Device Research Laboratory, Department of Electrical Engineering, University of California, Los Angeles, California 90095, USA.
Nat Mater. 2010 Apr;9(4):337-44. doi: 10.1038/nmat2716. Epub 2010 Mar 7.
Electric-field manipulation of ferromagnetism has the potential for developing a new generation of electric devices to resolve the power consumption and variability issues in today's microelectronics industry. Among various dilute magnetic semiconductors (DMSs), group IV elements such as Si and Ge are the ideal material candidates because of their excellent compatibility with the conventional complementary metal-oxide-semiconductor (MOS) technology. Here we report, for the first time, the successful synthesis of self-assembled dilute magnetic Mn(0.05)Ge(0.95) quantum dots with ferromagnetic order above room temperature, and the demonstration of electric-field control of ferromagnetism in MOS ferromagnetic capacitors up to 100 K. We found that by applying electric fields to a MOS gate structure, the ferromagnetism of the channel layer can be effectively modulated through the change of hole concentration inside the quantum dots. Our results are fundamentally important in the understanding and to the realization of high-efficiency Ge-based spin field-effect transistors.

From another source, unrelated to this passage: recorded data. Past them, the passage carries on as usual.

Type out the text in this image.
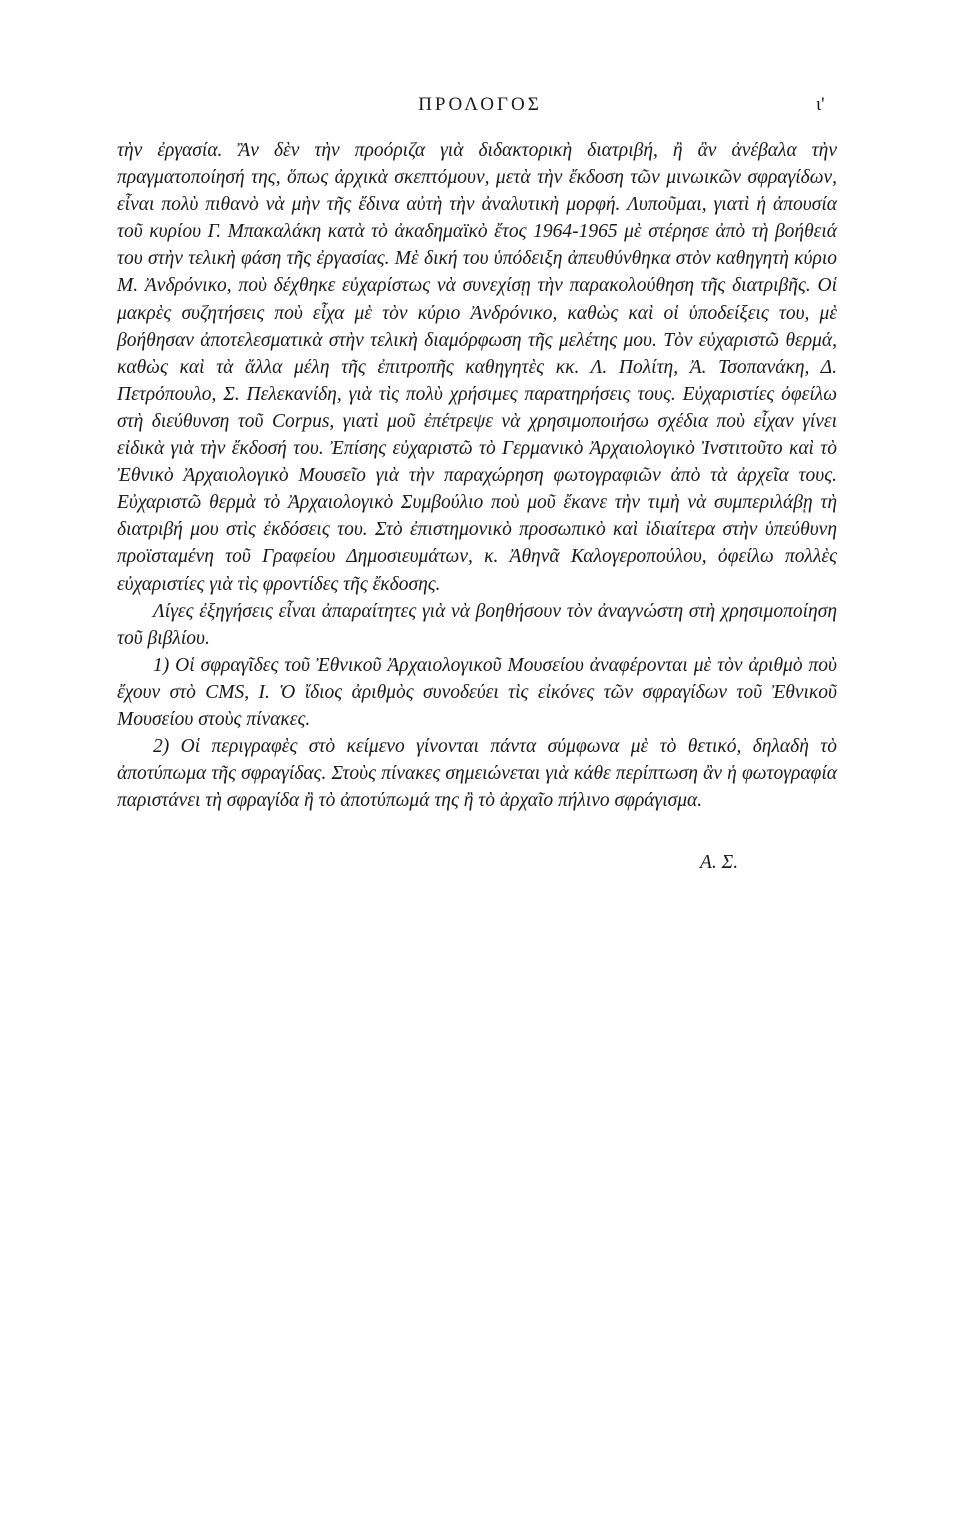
ΠΡΟΛΟΓΟΣ	ι'

τὴν ἐργασία. Ἂν δὲν τὴν προόριζα γιὰ διδακτορικὴ διατριβή, ἢ ἂν ἀνέβαλα τὴν πραγματοποίησή της, ὅπως ἀρχικὰ σκεπτόμουν, μετὰ τὴν ἔκδοση τῶν μινωικῶν σφραγίδων, εἶναι πολὺ πιθανὸ νὰ μὴν τῆς ἔδινα αὐτὴ τὴν ἀναλυτικὴ μορφή. Λυποῦμαι, γιατὶ ἡ ἀπουσία τοῦ κυρίου Γ. Μπακαλάκη κατὰ τὸ ἀκαδημαϊκὸ ἔτος 1964-1965 μὲ στέρησε ἀπὸ τὴ βοήθειά του στὴν τελικὴ φάση τῆς ἐργασίας. Μὲ δική του ὑπόδειξη ἀπευθύνθηκα στὸν καθηγητὴ κύριο Μ. Ἀνδρόνικο, ποὺ δέχθηκε εὐχαρίστως νὰ συνεχίσῃ τὴν παρακολούθηση τῆς διατριβῆς. Οἱ μακρὲς συζητήσεις ποὺ εἶχα μὲ τὸν κύριο Ἀνδρόνικο, καθὼς καὶ οἱ ὑποδείξεις του, μὲ βοήθησαν ἀποτελεσματικὰ στὴν τελικὴ διαμόρφωση τῆς μελέτης μου. Τὸν εὐχαριστῶ θερμά, καθὼς καὶ τὰ ἄλλα μέλη τῆς ἐπιτροπῆς καθηγητὲς κκ. Λ. Πολίτη, Ἀ. Τσοπανάκη, Δ. Πετρόπουλο, Σ. Πελεκανίδη, γιὰ τὶς πολὺ χρήσιμες παρατηρήσεις τους. Εὐχαριστίες ὀφείλω στὴ διεύθυνση τοῦ Corpus, γιατὶ μοῦ ἐπέτρεψε νὰ χρησιμοποιήσω σχέδια ποὺ εἶχαν γίνει εἰδικὰ γιὰ τὴν ἔκδοσή του. Ἐπίσης εὐχαριστῶ τὸ Γερμανικὸ Ἀρχαιολογικὸ Ἰνστιτοῦτο καὶ τὸ Ἐθνικὸ Ἀρχαιολογικὸ Μουσεῖο γιὰ τὴν παραχώρηση φωτογραφιῶν ἀπὸ τὰ ἀρχεῖα τους. Εὐχαριστῶ θερμὰ τὸ Ἀρχαιολογικὸ Συμβούλιο ποὺ μοῦ ἔκανε τὴν τιμὴ νὰ συμπεριλάβῃ τὴ διατριβή μου στὶς ἐκδόσεις του. Στὸ ἐπιστημονικὸ προσωπικὸ καὶ ἰδιαίτερα στὴν ὑπεύθυνη προϊσταμένη τοῦ Γραφείου Δημοσιευμάτων, κ. Ἀθηνᾶ Καλογεροπούλου, ὀφείλω πολλὲς εὐχαριστίες γιὰ τὶς φροντίδες τῆς ἔκδοσης.

Λίγες ἐξηγήσεις εἶναι ἀπαραίτητες γιὰ νὰ βοηθήσουν τὸν ἀναγνώστη στὴ χρησιμοποίηση τοῦ βιβλίου.

1) Οἱ σφραγῖδες τοῦ Ἐθνικοῦ Ἀρχαιολογικοῦ Μουσείου ἀναφέρονται μὲ τὸν ἀριθμὸ ποὺ ἔχουν στὸ CMS, I. Ὁ ἴδιος ἀριθμὸς συνοδεύει τὶς εἰκόνες τῶν σφραγίδων τοῦ Ἐθνικοῦ Μουσείου στοὺς πίνακες.

2) Οἱ περιγραφὲς στὸ κείμενο γίνονται πάντα σύμφωνα μὲ τὸ θετικό, δηλαδὴ τὸ ἀποτύπωμα τῆς σφραγίδας. Στοὺς πίνακες σημειώνεται γιὰ κάθε περίπτωση ἂν ἡ φωτογραφία παριστάνει τὴ σφραγίδα ἢ τὸ ἀποτύπωμά της ἢ τὸ ἀρχαῖο πήλινο σφράγισμα.

Α. Σ.
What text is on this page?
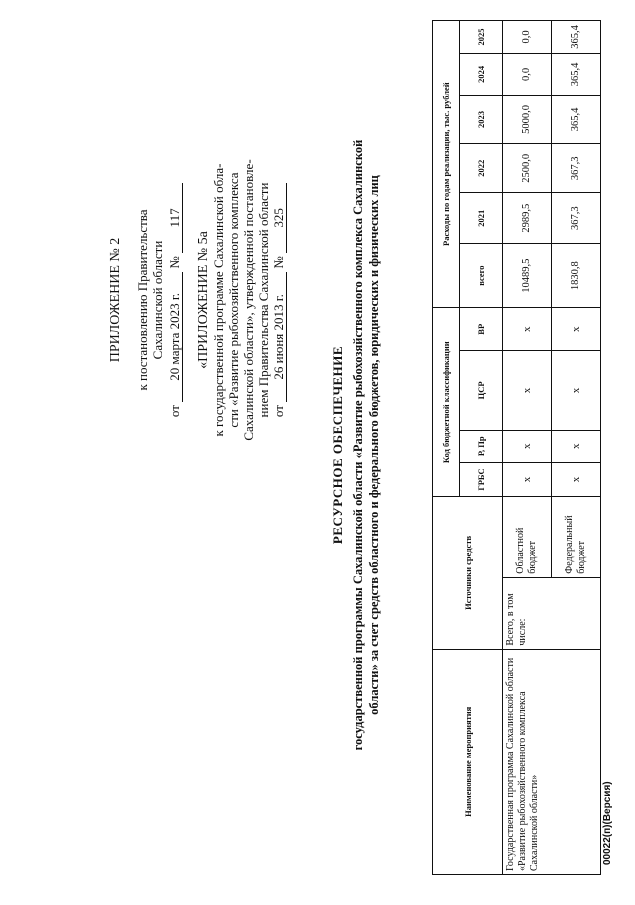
ПРИЛОЖЕНИЕ № 2 к постановлению Правительства Сахалинской области
от 20 марта 2023 г. № 117
«ПРИЛОЖЕНИЕ № 5а к государственной программе Сахалинской обла- сти «Развитие рыбохозяйственного комплекса Сахалинской области», утвержденной постановле- нием Правительства Сахалинской области от 26 июня 2013 г. № 325
РЕСУРСНОЕ ОБЕСПЕЧЕНИЕ государственной программы Сахалинской области «Развитие рыбохозяйственного комплекса Сахалинской области» за счет средств областного и федерального бюджетов, юридических и физических лиц
Наименование мероприятия	Источники средств		Код бюджетной классификации				Расходы по годам реализации, тыс. рублей					
			ГРБС	Р, Пр	ЦСР	ВР	всего	2021	2022	2023	2024	2025
Государственная программа Сахалинской области «Развитие рыбохозяйственного комплекса Сахалинской области»	Всего, в том числе:	Областной бюджет	х	х	х	х	10489,5	2989,5	2500,0	5000,0	0,0	0,0
		Федеральный бюджет	х	х	х	х	1830,8	367,3	367,3	365,4	365,4	365,4
00022(п)(Версия)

电场对铁磁性的操控有望开发新一代的电子器件,以解决当前微电子产业中的功耗和可变性问题。在各种稀磁半导体(DMS)中,硅(Si)和锗(Ge)等 IV 族元素是理想的候选材料,因为它们与传统的互补金属氧化物半导体(CMOS)技术具有极好的兼容性。在这里,我们首次成功合成了具有室温以上铁磁有序的自组装稀磁 Mn(0.05)Ge(0.95)量子点,并展示了在 100 K 下通过 MOS 铁磁电容器实现铁磁性的电场控制。我们发现,通过对 MOS 栅极结构施加电场,可以通过改变量子点内的空穴浓度来有效调节沟道层的铁磁性。我们的研究结果对于理解和实现高效基于 Ge 的自旋场效应晶体管具有重要的基础性意义。